A collection of 2,500 leaked internal documents from Google filled with details about data the company collects is authentic, the company confirmed today. Until now, Google had refused to comment on the materials.
The documents in question detail data that Google is keeping track of, some of which may be used in its closely guarded search ranking algorithm. The documents offer an unprecedented — though still murky — look under the hood of one of the most consequential systems shaping the web.
“We would caution against making inaccurate assumptions about Search based on out-of-context, outdated, or incomplete information,” Google spokesperson Davis Thompson told The Verge in an email. “We’ve shared extensive information about how Search works and the types of factors that our systems weigh, while also working to protect the integrity of our results from manipulation.”
The existence of the leaked material was first outlined by search engine optimization (SEO) experts Rand Fishkin and Mike King, who each published initial analyses of the documents and their contents earlier this week. Google did not respond to The Verge’s multiple requests for comment yesterday about the authenticity of the leak.
The leak is likely to cause ripples across the SEO industry
The leaked material suggests that Google collects and potentially uses data that company representatives have said does not contribute to ranking webpages in Google Search, like clicks, Chrome user data, and more. The thousands of pages of documents act as a repository of information for Google employees, but it’s not clear what pieces of data detailed are actually used to rank search content — the information could be out of date, used strictly for training purposes, or collected but not used for Search specifically. The documents also do not reveal how different elements are weighted in search, if at all.

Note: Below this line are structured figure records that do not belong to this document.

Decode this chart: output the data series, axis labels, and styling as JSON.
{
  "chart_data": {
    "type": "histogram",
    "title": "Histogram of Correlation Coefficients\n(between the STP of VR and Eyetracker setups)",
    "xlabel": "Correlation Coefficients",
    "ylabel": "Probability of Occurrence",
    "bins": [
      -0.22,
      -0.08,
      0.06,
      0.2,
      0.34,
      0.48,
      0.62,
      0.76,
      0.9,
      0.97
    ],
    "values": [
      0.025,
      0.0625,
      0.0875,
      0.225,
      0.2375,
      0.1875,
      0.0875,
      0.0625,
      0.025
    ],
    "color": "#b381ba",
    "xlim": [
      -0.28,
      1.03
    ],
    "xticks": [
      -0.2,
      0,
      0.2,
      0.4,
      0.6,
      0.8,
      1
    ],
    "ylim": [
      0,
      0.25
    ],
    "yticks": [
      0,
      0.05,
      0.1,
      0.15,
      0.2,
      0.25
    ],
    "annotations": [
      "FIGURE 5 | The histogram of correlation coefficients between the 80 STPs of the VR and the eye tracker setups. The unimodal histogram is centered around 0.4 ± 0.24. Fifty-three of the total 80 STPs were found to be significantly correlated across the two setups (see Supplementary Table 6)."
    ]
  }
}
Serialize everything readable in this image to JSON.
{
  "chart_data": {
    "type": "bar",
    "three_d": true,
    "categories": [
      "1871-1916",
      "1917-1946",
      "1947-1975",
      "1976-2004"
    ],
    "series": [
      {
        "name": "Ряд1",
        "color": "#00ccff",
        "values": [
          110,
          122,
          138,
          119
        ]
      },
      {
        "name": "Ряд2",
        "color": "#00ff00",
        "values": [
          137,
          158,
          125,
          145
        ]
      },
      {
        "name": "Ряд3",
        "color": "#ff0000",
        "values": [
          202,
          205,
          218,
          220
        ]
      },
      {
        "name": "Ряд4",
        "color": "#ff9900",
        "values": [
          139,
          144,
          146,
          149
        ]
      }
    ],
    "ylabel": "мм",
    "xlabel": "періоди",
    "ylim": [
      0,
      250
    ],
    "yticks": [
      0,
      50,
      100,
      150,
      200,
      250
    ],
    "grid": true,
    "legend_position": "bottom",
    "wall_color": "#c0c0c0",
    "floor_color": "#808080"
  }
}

Still, the information made public is likely to cause ripples across the search engine optimization (SEO), marketing, and publishing industries. Google is typically highly secretive about how its search algorithm works, but these documents — along with recent testimony in the US Department of Justice antitrust case — have provided more clarity around what signals Google is thinking about when it comes to ranking websites.

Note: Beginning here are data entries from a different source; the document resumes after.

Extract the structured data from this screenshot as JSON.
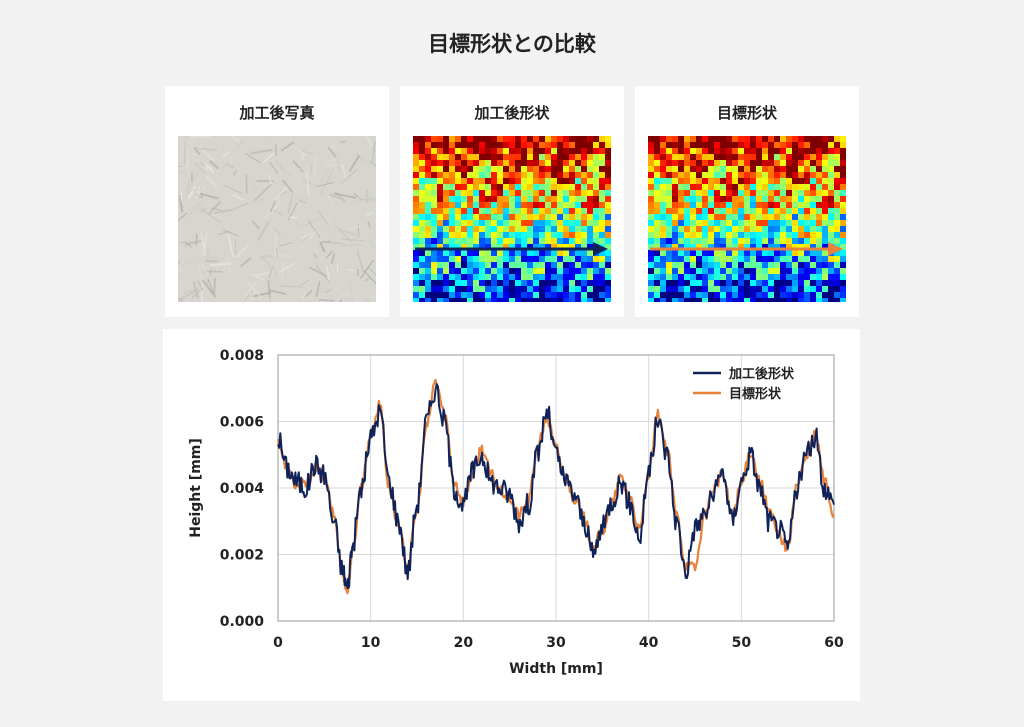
{
  "page": {
    "title": "目標形状との比較"
  },
  "panels": [
    {
      "label": "加工後写真"
    },
    {
      "label": "加工後形状"
    },
    {
      "label": "目標形状"
    }
  ],
  "colors": {
    "measured": "#0f2358",
    "target": "#e8823a",
    "arrow_measured": "#0f2358",
    "arrow_target": "#e8823a"
  },
  "chart_data": {
    "type": "line",
    "title": "",
    "xlabel": "Width [mm]",
    "ylabel": "Height [mm]",
    "xlim": [
      0,
      60
    ],
    "ylim": [
      0,
      0.008
    ],
    "xticks": [
      0,
      10,
      20,
      30,
      40,
      50,
      60
    ],
    "xtick_labels": [
      "0",
      "10",
      "20",
      "30",
      "40",
      "50",
      "60"
    ],
    "yticks": [
      0,
      0.002,
      0.004,
      0.006,
      0.008
    ],
    "ytick_labels": [
      "0.000",
      "0.002",
      "0.004",
      "0.006",
      "0.008"
    ],
    "grid": true,
    "legend": "top-right",
    "series": [
      {
        "name": "加工後形状",
        "color": "#0f2358",
        "x": [
          0,
          1,
          2,
          3,
          4,
          5,
          6,
          7,
          7.5,
          8,
          9,
          10,
          11,
          12,
          13,
          14,
          15,
          16,
          17,
          18,
          19,
          20,
          21,
          22,
          23,
          24,
          25,
          26,
          27,
          28,
          29,
          30,
          31,
          32,
          33,
          34,
          35,
          36,
          37,
          38,
          39,
          40,
          41,
          42,
          43,
          44,
          45,
          46,
          47,
          48,
          49,
          50,
          51,
          52,
          53,
          54,
          55,
          56,
          57,
          58,
          59,
          60
        ],
        "y": [
          0.0055,
          0.0046,
          0.0042,
          0.004,
          0.0047,
          0.0044,
          0.003,
          0.0015,
          0.001,
          0.0022,
          0.004,
          0.0055,
          0.0063,
          0.0042,
          0.003,
          0.0015,
          0.0035,
          0.006,
          0.007,
          0.006,
          0.004,
          0.0035,
          0.0045,
          0.005,
          0.0042,
          0.004,
          0.0038,
          0.003,
          0.0035,
          0.005,
          0.0063,
          0.005,
          0.0042,
          0.0038,
          0.003,
          0.002,
          0.0028,
          0.0036,
          0.0042,
          0.0035,
          0.0025,
          0.0045,
          0.006,
          0.005,
          0.003,
          0.0015,
          0.0028,
          0.0032,
          0.0038,
          0.0045,
          0.003,
          0.0042,
          0.005,
          0.004,
          0.003,
          0.0028,
          0.0022,
          0.004,
          0.005,
          0.0055,
          0.004,
          0.0035
        ]
      },
      {
        "name": "目標形状",
        "color": "#e8823a",
        "x": [
          0,
          1,
          2,
          3,
          4,
          5,
          6,
          7,
          7.5,
          8,
          9,
          10,
          11,
          12,
          13,
          14,
          15,
          16,
          17,
          18,
          19,
          20,
          21,
          22,
          23,
          24,
          25,
          26,
          27,
          28,
          29,
          30,
          31,
          32,
          33,
          34,
          35,
          36,
          37,
          38,
          39,
          40,
          41,
          42,
          43,
          44,
          45,
          46,
          47,
          48,
          49,
          50,
          51,
          52,
          53,
          54,
          55,
          56,
          57,
          58,
          59,
          60
        ],
        "y": [
          0.0054,
          0.0045,
          0.0041,
          0.0041,
          0.0046,
          0.0043,
          0.0032,
          0.0014,
          0.0009,
          0.002,
          0.0041,
          0.0056,
          0.0065,
          0.004,
          0.0028,
          0.0017,
          0.0033,
          0.0058,
          0.0072,
          0.0062,
          0.0042,
          0.0036,
          0.0044,
          0.0052,
          0.0044,
          0.0039,
          0.0037,
          0.0032,
          0.0036,
          0.0052,
          0.0061,
          0.0052,
          0.0043,
          0.0037,
          0.0031,
          0.0022,
          0.0027,
          0.0035,
          0.0043,
          0.0037,
          0.0027,
          0.0044,
          0.0062,
          0.0051,
          0.0032,
          0.0017,
          0.0016,
          0.0031,
          0.004,
          0.0044,
          0.0032,
          0.0041,
          0.0051,
          0.0042,
          0.0033,
          0.0026,
          0.0022,
          0.0041,
          0.0049,
          0.0056,
          0.0042,
          0.0032
        ]
      }
    ]
  }
}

The choices Google makes on search have a profound impact on anyone relying on the web for business, from small independent publishers to restaurants to online stores. In turn, an industry of people hoping to crack the code or outsmart the algorithm has cropped up, delivering sometimes conflicting answers. Google’s vagueness and mincing of words has not helped, but the influx of internal documents offers, at least, a sense of what the company dominating the web is thinking.